Let's have somebody else do it. It will be more fair. We know them too 
much. We trust them too much.
  I could not believe it. I believe I am elected to make the hard 
decisions--I and others in this body--and take the hard votes. I 
believe that is the way Kansans and every other State constituency also 
wants it.
  Even worse is the fine print of IPAB. Get this. If Kansans determine 
they do not like the direction the IPAB is taking and call my office, 
and every other office in the Senate, to ask us to do something about 
it--to ask me to do something about it--we in Congress can overturn 
their decision, but it has to be by a certain margin. On the surface 
this sounds OK until you realize the President will never support 
Congress overturning the recommendation of this Board, so he will veto 
it. Overriding a veto takes a two-thirds vote, which is 66 votes to 
overturn a decision by IPAB.
  My colleagues have been changing the rules around here because they 
think 60 votes is too high a threshold. What are the chances of 
reaching 66 if a decision is made by IPAB with regard to Medicare?
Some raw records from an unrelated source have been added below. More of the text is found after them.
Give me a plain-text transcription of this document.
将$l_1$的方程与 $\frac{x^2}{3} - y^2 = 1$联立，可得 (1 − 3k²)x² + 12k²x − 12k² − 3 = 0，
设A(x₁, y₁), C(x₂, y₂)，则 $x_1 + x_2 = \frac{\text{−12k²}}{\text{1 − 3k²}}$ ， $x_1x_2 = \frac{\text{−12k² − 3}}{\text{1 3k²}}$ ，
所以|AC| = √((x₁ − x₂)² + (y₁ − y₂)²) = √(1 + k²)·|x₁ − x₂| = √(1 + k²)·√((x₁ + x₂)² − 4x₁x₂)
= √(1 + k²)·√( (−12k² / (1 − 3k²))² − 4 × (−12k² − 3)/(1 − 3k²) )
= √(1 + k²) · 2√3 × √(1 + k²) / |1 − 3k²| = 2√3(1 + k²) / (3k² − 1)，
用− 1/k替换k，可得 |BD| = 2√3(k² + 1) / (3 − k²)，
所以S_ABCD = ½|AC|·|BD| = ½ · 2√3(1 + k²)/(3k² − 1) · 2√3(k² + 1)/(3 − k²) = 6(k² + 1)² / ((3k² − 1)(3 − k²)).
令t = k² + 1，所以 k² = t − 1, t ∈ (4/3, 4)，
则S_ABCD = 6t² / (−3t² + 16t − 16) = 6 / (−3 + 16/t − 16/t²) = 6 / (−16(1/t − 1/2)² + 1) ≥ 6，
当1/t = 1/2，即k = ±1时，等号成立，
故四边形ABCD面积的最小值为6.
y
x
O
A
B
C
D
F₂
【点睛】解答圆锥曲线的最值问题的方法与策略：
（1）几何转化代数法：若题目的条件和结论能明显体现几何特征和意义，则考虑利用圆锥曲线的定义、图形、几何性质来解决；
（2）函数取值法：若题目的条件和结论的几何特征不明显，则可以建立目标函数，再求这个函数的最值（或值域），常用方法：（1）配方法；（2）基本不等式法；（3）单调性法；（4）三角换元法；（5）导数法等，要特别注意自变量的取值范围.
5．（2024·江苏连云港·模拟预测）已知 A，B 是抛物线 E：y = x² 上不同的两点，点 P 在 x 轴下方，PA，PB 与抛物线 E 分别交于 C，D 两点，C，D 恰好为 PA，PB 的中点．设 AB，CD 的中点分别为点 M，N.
  But wait. There is more. If the Secretary appoints a board unable to 
make recommendations for cuts to Medicare, then she gets the authority 
to make the decision of what to cut. This President has already cut 
one-half trillion dollars from Medicare to pay for ObamaCare, and he 
gave himself the ability to go after even more Medicare dollars and 
have no accountability with IPAB. This is egregious, if not ridiculous, 
but it is not new.
  I have been talking about the four rationers for a long time and what 
it means to patients. I will have more to say about it when the 
opportunity presents itself.
  What scares me, as I watch all the other warnings and broken promises

[[Page S8616]]

come true, is what is going to happen to Kansans--and I know other 
Senators have this same fear--when the warnings about the four 
rationers do come true.
  We need to protect the all-important relationship between the doctor 
and the patient, which I believe the four rationers put at risk. In 
order to do that, we need to repeal--and most important--and replace 
ObamaCare with real reforms that work for Kansans.